The following are public holidays in Uruguay.

| Date | English name | Spanish name | Remarks | Non-working day |
|---|---|---|---|---|
| January 1 | New Year's Day | Año Nuevo |  | Yes |
| January 6 | Children's Day | Día de los Niños | In place of Epiphany (Día de Reyes). | No |
| moveable in late February or early March | Carnival | Carnaval |  | No |
| moveable in late March or early April | Tourism Week | Semana de Turismo | In place of Christian Holy Week (Semana Santa). | No |
| April 19 | Landing of the 33 Patriots Day | Desembarco de los 33 Orientales |  | No |
| May 1 | International Workers' Day | Día de los Trabajadores |  | Yes |
| May 18 | Battle of Las Piedras | Batalla de las Piedras |  | No |
| June 19 | Birthday of José Gervasio Artigas | Natalicio de Artigas |  | No |
| July 18 | Constitution Day | Jura de la Constitución | To commemorate the promulgation of the First Constitution of Uruguay in 1830. | Yes |
| August 25 | Independence Day | Declaratoria de la Independencia | From the Empire of Brazil in 1825. | Yes |
| October 12 | Day of the Americas | Día de las Américas | In place of Columbus Day | No |
| November 2 | All Souls' Day | Día de los Difuntos | In place of All Souls' Day | No |
| December 25 | Family Day | Día de la Familia | In place of Christmas Day (Navidad). | Yes |

Only 11 of these holidays imply a mandatory paid leave for workers.
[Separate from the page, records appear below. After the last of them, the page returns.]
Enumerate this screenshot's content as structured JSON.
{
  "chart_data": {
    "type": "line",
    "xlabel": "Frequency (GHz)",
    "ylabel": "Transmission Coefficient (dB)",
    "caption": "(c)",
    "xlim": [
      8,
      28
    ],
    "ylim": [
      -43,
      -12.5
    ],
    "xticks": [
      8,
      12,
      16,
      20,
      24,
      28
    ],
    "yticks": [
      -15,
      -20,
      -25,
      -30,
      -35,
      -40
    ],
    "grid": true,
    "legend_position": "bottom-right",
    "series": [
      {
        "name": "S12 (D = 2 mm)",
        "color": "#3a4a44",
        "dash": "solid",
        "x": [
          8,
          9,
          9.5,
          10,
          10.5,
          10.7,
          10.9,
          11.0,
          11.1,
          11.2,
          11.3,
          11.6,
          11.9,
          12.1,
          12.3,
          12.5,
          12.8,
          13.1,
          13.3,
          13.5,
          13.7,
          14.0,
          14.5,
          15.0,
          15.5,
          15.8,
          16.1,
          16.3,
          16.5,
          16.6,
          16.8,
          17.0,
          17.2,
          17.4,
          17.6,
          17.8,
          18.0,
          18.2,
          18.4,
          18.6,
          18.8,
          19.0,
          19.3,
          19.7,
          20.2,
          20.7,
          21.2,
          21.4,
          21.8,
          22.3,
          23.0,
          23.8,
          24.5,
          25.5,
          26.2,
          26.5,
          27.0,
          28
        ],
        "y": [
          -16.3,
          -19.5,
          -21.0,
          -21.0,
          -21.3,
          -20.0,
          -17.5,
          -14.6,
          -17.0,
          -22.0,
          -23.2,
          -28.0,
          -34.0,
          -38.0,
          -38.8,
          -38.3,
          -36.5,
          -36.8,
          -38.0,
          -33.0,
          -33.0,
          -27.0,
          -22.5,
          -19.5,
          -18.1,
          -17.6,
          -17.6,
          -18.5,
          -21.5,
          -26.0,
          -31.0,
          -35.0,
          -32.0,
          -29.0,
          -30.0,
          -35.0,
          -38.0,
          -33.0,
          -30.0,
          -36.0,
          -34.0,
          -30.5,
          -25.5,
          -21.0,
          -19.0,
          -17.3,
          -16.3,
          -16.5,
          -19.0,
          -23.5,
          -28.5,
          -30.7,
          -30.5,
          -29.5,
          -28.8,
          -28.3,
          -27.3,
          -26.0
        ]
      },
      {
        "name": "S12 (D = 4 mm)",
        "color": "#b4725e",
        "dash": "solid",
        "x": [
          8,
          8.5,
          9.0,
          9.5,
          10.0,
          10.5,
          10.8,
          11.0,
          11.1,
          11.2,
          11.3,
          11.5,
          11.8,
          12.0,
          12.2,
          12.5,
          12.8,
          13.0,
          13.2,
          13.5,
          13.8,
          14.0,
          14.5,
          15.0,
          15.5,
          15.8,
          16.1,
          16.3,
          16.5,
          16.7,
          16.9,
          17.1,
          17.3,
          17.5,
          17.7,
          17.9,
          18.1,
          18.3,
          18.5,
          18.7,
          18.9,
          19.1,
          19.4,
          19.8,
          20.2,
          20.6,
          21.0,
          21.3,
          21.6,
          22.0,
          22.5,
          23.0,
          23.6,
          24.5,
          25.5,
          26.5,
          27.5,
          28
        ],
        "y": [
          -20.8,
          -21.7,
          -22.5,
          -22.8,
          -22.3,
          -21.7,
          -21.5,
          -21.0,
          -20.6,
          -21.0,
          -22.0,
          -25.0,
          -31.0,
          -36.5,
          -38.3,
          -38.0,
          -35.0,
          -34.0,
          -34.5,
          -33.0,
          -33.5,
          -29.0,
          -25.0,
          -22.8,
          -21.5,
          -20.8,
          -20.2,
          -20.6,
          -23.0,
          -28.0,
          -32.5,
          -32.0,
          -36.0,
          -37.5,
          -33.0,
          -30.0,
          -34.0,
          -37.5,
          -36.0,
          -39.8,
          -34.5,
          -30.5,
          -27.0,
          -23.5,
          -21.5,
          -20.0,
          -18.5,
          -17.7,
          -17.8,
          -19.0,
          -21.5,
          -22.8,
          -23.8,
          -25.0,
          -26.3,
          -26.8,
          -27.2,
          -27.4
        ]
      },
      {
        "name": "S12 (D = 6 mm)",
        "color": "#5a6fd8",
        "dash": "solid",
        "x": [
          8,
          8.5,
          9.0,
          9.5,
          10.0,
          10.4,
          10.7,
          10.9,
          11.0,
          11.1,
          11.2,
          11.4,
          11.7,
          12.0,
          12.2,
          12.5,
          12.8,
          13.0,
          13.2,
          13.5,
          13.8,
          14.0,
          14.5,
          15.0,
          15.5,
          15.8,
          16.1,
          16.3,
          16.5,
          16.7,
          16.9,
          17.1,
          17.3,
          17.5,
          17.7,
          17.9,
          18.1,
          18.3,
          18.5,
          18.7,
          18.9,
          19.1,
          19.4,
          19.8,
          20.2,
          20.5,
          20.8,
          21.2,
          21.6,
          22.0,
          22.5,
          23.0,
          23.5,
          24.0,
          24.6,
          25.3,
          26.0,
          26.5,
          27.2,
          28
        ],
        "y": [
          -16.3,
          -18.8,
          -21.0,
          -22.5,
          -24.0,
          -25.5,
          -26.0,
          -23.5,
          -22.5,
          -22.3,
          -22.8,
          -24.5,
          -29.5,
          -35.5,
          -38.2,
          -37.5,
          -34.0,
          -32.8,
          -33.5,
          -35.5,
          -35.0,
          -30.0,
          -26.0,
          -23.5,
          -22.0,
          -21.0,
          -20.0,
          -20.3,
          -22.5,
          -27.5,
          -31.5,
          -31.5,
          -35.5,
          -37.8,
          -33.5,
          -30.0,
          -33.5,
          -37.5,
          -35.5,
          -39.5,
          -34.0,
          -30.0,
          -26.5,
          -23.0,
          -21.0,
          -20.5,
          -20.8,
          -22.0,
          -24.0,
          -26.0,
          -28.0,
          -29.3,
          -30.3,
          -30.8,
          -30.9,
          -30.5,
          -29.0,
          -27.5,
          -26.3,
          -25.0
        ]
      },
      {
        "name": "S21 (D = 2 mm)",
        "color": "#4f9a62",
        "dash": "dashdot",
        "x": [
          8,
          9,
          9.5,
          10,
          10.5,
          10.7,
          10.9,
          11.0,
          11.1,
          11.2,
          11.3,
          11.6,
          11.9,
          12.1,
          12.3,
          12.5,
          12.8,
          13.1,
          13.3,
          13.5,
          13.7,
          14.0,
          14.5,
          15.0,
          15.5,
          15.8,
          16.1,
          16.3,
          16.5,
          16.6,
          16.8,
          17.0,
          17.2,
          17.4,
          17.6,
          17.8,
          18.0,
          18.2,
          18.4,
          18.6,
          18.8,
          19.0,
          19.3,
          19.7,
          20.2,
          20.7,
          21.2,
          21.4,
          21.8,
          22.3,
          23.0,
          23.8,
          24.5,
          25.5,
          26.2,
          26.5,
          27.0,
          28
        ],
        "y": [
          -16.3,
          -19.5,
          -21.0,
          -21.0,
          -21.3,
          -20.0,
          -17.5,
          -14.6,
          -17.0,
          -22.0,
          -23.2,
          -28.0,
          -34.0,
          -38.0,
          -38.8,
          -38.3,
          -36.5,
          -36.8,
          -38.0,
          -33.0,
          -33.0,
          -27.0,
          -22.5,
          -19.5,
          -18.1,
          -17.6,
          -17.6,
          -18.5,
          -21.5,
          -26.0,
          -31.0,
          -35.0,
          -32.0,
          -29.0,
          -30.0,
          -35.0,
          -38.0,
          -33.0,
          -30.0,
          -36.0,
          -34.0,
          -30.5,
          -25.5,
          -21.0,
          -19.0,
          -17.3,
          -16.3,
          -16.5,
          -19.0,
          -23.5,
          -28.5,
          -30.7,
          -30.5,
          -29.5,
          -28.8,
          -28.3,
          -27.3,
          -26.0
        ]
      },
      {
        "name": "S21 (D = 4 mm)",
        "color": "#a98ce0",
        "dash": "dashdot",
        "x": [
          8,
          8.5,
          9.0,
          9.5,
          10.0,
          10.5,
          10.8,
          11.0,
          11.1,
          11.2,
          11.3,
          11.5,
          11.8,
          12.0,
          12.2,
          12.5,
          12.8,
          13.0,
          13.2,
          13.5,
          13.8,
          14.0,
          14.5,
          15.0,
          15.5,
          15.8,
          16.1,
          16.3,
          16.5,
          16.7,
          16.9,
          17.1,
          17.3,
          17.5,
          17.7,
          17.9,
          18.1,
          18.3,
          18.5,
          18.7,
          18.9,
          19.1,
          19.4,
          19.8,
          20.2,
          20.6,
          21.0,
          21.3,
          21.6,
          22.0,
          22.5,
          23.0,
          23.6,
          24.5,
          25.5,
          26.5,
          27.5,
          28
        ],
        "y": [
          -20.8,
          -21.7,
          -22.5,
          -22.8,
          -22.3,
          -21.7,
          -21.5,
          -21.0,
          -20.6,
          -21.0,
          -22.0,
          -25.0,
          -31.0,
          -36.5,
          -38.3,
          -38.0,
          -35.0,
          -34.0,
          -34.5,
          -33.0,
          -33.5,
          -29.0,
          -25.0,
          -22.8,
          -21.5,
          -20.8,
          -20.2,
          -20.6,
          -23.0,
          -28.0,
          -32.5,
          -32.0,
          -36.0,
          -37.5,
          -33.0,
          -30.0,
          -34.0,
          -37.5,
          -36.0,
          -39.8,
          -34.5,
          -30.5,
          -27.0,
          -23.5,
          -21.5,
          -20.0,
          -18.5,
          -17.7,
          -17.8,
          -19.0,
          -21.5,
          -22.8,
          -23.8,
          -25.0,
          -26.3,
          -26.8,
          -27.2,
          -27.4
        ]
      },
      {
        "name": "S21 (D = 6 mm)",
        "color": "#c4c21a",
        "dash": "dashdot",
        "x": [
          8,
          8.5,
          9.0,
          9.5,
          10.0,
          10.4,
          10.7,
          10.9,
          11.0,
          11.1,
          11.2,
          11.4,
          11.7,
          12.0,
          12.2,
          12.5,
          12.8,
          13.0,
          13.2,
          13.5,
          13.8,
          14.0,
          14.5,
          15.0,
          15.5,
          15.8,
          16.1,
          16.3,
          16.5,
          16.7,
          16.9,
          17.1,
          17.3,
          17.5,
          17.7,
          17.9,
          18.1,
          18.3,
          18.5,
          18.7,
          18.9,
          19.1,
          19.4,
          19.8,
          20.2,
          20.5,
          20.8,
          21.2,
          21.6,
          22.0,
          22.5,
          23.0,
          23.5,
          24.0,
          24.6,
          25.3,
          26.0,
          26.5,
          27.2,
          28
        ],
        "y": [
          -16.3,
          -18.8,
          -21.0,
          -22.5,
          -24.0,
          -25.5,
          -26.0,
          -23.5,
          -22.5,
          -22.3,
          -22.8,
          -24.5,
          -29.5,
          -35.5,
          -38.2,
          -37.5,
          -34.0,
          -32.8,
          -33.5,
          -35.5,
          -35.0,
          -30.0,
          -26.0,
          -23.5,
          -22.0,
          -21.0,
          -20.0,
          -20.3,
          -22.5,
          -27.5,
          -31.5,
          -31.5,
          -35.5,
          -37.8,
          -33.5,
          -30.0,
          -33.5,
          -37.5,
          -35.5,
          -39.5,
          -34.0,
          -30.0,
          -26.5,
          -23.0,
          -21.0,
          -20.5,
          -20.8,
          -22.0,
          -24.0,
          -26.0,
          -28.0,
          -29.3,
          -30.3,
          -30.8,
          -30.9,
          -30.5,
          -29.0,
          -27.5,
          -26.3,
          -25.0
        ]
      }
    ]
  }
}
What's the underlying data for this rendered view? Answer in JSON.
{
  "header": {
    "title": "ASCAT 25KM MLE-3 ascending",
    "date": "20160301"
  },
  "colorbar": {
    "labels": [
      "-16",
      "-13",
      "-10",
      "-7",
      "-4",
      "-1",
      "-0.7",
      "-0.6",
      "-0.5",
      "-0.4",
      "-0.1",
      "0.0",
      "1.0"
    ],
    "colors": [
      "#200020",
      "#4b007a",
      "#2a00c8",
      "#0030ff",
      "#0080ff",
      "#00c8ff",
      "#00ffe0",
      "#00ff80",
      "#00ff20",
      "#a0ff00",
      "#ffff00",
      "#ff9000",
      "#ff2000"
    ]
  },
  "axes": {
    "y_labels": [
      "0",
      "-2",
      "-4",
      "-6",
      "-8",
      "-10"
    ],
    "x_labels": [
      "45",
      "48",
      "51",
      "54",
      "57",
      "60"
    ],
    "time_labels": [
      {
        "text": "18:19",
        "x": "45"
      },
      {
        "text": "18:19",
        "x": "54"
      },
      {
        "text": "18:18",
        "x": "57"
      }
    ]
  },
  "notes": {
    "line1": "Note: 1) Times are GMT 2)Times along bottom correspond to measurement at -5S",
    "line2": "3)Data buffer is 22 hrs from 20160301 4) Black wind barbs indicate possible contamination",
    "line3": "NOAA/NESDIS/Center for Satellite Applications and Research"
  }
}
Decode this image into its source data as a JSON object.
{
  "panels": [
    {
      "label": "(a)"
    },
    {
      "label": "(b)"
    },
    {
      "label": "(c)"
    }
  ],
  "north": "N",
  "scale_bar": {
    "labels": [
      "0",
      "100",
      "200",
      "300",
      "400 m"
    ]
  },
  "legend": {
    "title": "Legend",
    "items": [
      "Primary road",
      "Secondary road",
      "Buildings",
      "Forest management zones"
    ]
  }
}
The remaining holidays are generally observed by schools, public sector offices, banks, and a few private companies.

== Moveable holidays ==
According to Uruguayan Law 16,805 with modifications of Law 17,414, the holidays declared by law, subject to the commemoration of them, follow the following scheme (whose commemoration as “moveable holidays”):
- If coincide on Saturday, Sunday or Monday will be observed in those days.
- If occur on Tuesday or Wednesday, will be observed on Monday immediately preceding.
- If occur on Thursday or Friday shall be observed on the Monday immediately following
This will not occur with Carnival and Tourism Week, and corresponding to January 1 and 6, May 1, June 19, July 18, August 25, November 2 and December 25, which will continue watching on the day of the week that may occur, whatever the same.